Closed abalter closed 9 months ago
By adding any one package to your project as a dependency, you are implicitly adding all of its dependencies too. In the case of poorman
thats... nothing. In the case of dplyr
that's 9 external dependencies which all have more dependencies of their own. Why does a package for manipulating data frames need a package for formatting output in colour (cli
), or pasting strings together (glue
) or colouring table columns (pillar
), or any of another half-a-dozen things? If those packages introduce incompatible changes, then dplyr
breaks. If you trust that the developers will never let this happen then fine, carry on using it, but if all you want to do is select
, filter
and mutate
then its likely that poorman
will be stable.
Or remove these calls entirely and use base R functionality, which will be even more stable.

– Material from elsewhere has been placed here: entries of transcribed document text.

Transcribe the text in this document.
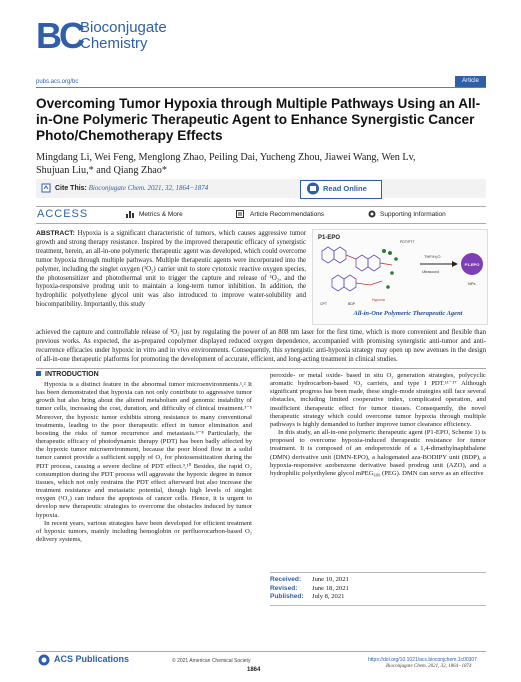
BC
Bioconjugate
Chemistry
pubs.acs.org/bc	Article
Overcoming Tumor Hypoxia through Multiple Pathways Using an All-in-One Polymeric Therapeutic Agent to Enhance Synergistic Cancer Photo/Chemotherapy Effects
Mingdang Li, Wei Feng, Menglong Zhao, Peiling Dai, Yucheng Zhou, Jiawei Wang, Wen Lv,
Shujuan Liu,* and Qiang Zhao*
Cite This: Bioconjugate Chem. 2021, 32, 1864−1874	Read Online
ACCESS	Metrics & More	Article Recommendations	Supporting Information
ABSTRACT: Hypoxia is a significant characteristic of tumors, which causes aggressive tumor growth and strong therapy resistance. Inspired by the improved therapeutic efficacy of synergistic treatment, herein, an all-in-one polymeric therapeutic agent was developed, which could overcome tumor hypoxia through multiple pathways. Multiple therapeutic agents were incorporated into the polymer, including the singlet oxygen (¹O₂) carrier unit to store cytotoxic reactive oxygen species, the photosensitizer and photothermal unit to trigger the capture and release of ¹O₂, and the hypoxia-responsive prodrug unit to maintain a long-term tumor inhibition. In addition, the hydrophilic polyethylene glycol unit was also introduced to improve water-solubility and biocompatibility. Importantly, this study
P1-EPO
Hypoxia
CPT	BDP
PDT/PTT
THF/H₂O
Ultrasound
P1-EPO
NPs
All-in-One Polymeric Therapeutic Agent
achieved the capture and controllable release of ¹O₂ just by regulating the power of an 808 nm laser for the first time, which is more convenient and flexible than previous works. As expected, the as-prepared copolymer displayed reduced oxygen dependence, accompanied with promising synergistic anti-tumor and anti-recurrence efficacies under hypoxic in vitro and in vivo environments. Consequently, this synergistic anti-hypoxia strategy may open up new avenues in the design of all-in-one therapeutic platforms for promoting the development of accurate, efficient, and long-acting treatment in clinical studies.
INTRODUCTION

Hypoxia is a distinct feature in the abnormal tumor microenvironments.¹,² It has been demonstrated that hypoxia can not only contribute to aggressive tumor growth but also bring about the altered metabolism and genomic instability of tumor cells, increasing the cost, duration, and difficulty of clinical treatment.³⁻⁵ Moreover, the hypoxic tumor exhibits strong resistance to many conventional treatments, leading to the poor therapeutic effect in tumor elimination and boosting the risks of tumor recurrence and metastasis.⁶⁻⁸ Particularly, the therapeutic efficacy of photodynamic therapy (PDT) has been badly affected by the hypoxic tumor microenvironment, because the poor blood flow in a solid tumor cannot provide a sufficient supply of O₂ for photosensitization during the PDT process, causing a severe decline of PDT effect.⁹,¹⁰ Besides, the rapid O₂ consumption during the PDT process will aggravate the hypoxic degree in tumor tissues, which not only restrains the PDT effect afterward but also increase the treatment resistance and metastatic potential, though high levels of singlet oxygen (¹O₂) can induce the apoptosis of cancer cells. Hence, it is urgent to develop new therapeutic strategies to overcome the obstacles induced by tumor hypoxia.

In recent years, various strategies have been developed for efficient treatment of hypoxic tumors, mainly including hemoglobin or perfluorocarbon-based O₂ delivery systems,

peroxide- or metal oxide- based in situ O₂ generation strategies, polycyclic aromatic hydrocarbon-based ¹O₂ carriers, and type I PDT.¹¹⁻¹⁷ Although significant progress has been made, these single-mode strategies still face several obstacles, including limited cooperative index, complicated operation, and insufficient therapeutic effect for tumor tissues. Consequently, the novel therapeutic strategy which could overcome tumor hypoxia through multiple pathways is highly demanded to further improve tumor clearance efficiency.

In this study, an all-in-one polymeric therapeutic agent (P1-EPO, Scheme 1) is proposed to overcome hypoxia-induced therapeutic resistance for tumor treatment. It is composed of an endoperoxide of a 1,4-dimethylnaphthalene (DMN) derivative unit (DMN-EPO), a halogenated aza-BODIPY unit (BDP), a hypoxia-responsive azobenzene derivative based prodrug unit (AZO), and a hydrophilic polyethylene glycol mPEG₆₀₀ (PEG). DMN can serve as an effective

Received: June 10, 2021
Revised: June 18, 2021
Published: July 8, 2021
ACS Publications	© 2021 American Chemical Society
1864
https://doi.org/10.1021/acs.bioconjchem.1c00307
Bioconjugate Chem. 2021, 32, 1864−1874
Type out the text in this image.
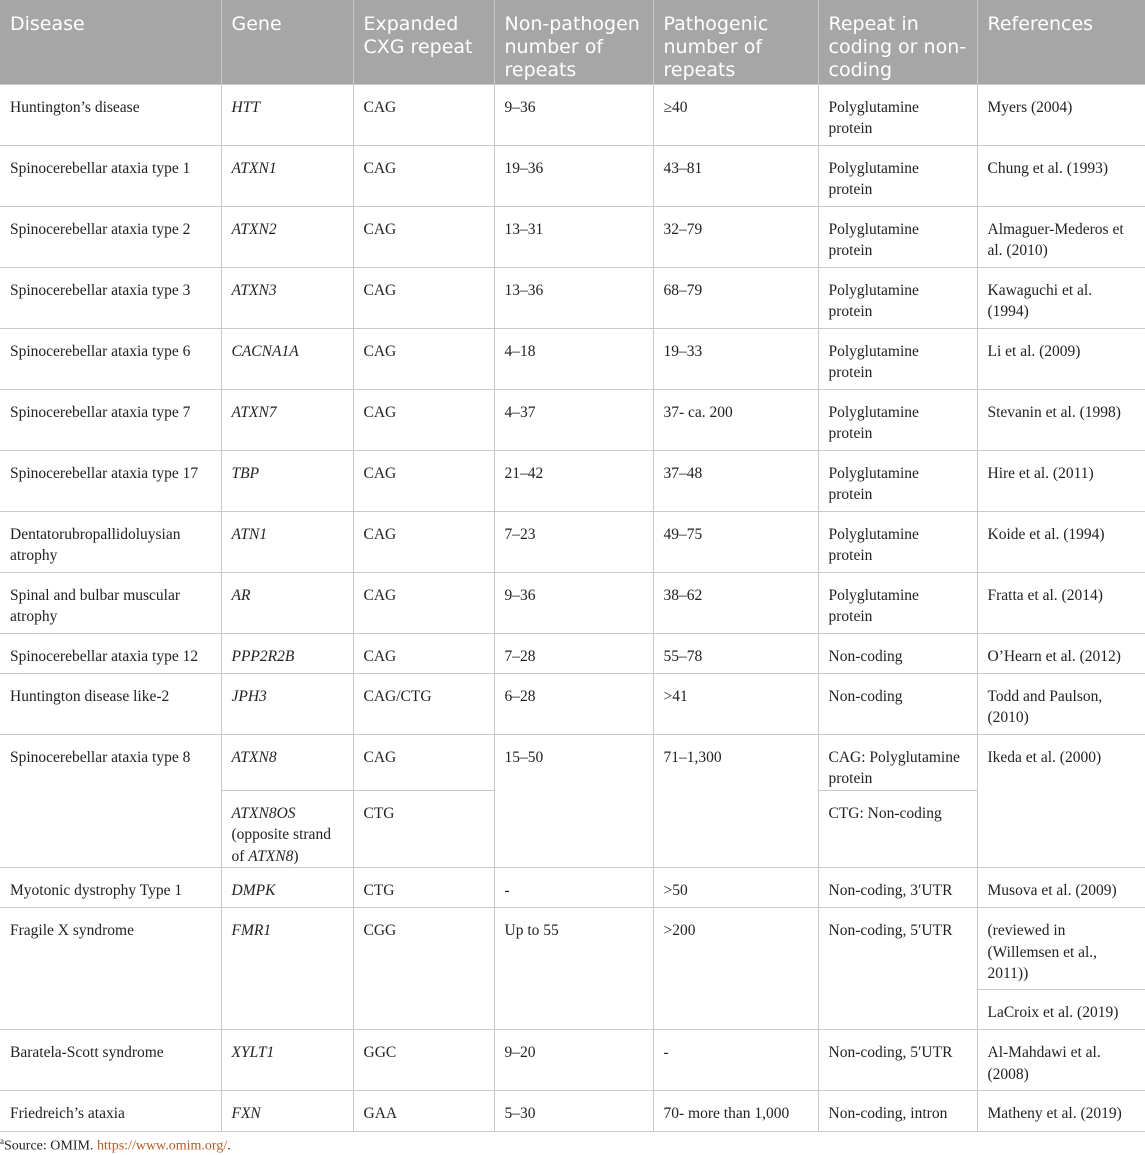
Disease	Gene	Expanded CXG repeat	Non-pathogen number of repeats	Pathogenic number of repeats	Repeat in coding or non-coding	References
Huntington’s disease	HTT	CAG	9–36	≥40	Polyglutamine protein	Myers (2004)
Spinocerebellar ataxia type 1	ATXN1	CAG	19–36	43–81	Polyglutamine protein	Chung et al. (1993)
Spinocerebellar ataxia type 2	ATXN2	CAG	13–31	32–79	Polyglutamine protein	Almaguer-Mederos et al. (2010)
Spinocerebellar ataxia type 3	ATXN3	CAG	13–36	68–79	Polyglutamine protein	Kawaguchi et al. (1994)
Spinocerebellar ataxia type 6	CACNA1A	CAG	4–18	19–33	Polyglutamine protein	Li et al. (2009)
Spinocerebellar ataxia type 7	ATXN7	CAG	4–37	37- ca. 200	Polyglutamine protein	Stevanin et al. (1998)
Spinocerebellar ataxia type 17	TBP	CAG	21–42	37–48	Polyglutamine protein	Hire et al. (2011)
Dentatorubropallidoluysian atrophy	ATN1	CAG	7–23	49–75	Polyglutamine protein	Koide et al. (1994)
Spinal and bulbar muscular atrophy	AR	CAG	9–36	38–62	Polyglutamine protein	Fratta et al. (2014)
Spinocerebellar ataxia type 12	PPP2R2B	CAG	7–28	55–78	Non-coding	O’Hearn et al. (2012)
Huntington disease like-2	JPH3	CAG/CTG	6–28	>41	Non-coding	Todd and Paulson, (2010)
Spinocerebellar ataxia type 8	ATXN8	CAG	15–50	71–1,300	CAG: Polyglutamine protein	Ikeda et al. (2000)
	ATXN8OS (opposite strand of ATXN8)	CTG			CTG: Non-coding	
Myotonic dystrophy Type 1	DMPK	CTG	-	>50	Non-coding, 3′UTR	Musova et al. (2009)
Fragile X syndrome	FMR1	CGG	Up to 55	>200	Non-coding, 5′UTR	(reviewed in (Willemsen et al., 2011))
						LaCroix et al. (2019)
Baratela-Scott syndrome	XYLT1	GGC	9–20	-	Non-coding, 5′UTR	Al-Mahdawi et al. (2008)
Friedreich’s ataxia	FXN	GAA	5–30	70- more than 1,000	Non-coding, intron	Matheny et al. (2019)
$^a$Source: OMIM. https://www.omim.org/.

For more on this, the tinyverse philosophy starts here: https://www.tinyverse.org/
Thank you for explaining! I very much like the philosophy. Dependency hell is a real problem, especially in the R-verse.
At some point I think/hope tidyverse may become base R.
I'm so daft, I don't really understand what this package (or bplyr, freebase, tbltools, ...) does?
Exacly what do I gain by having "dependency-free" versions of
{dplyr}
verbs if I now have this as a dependency?I am genuinely asking, not trolling.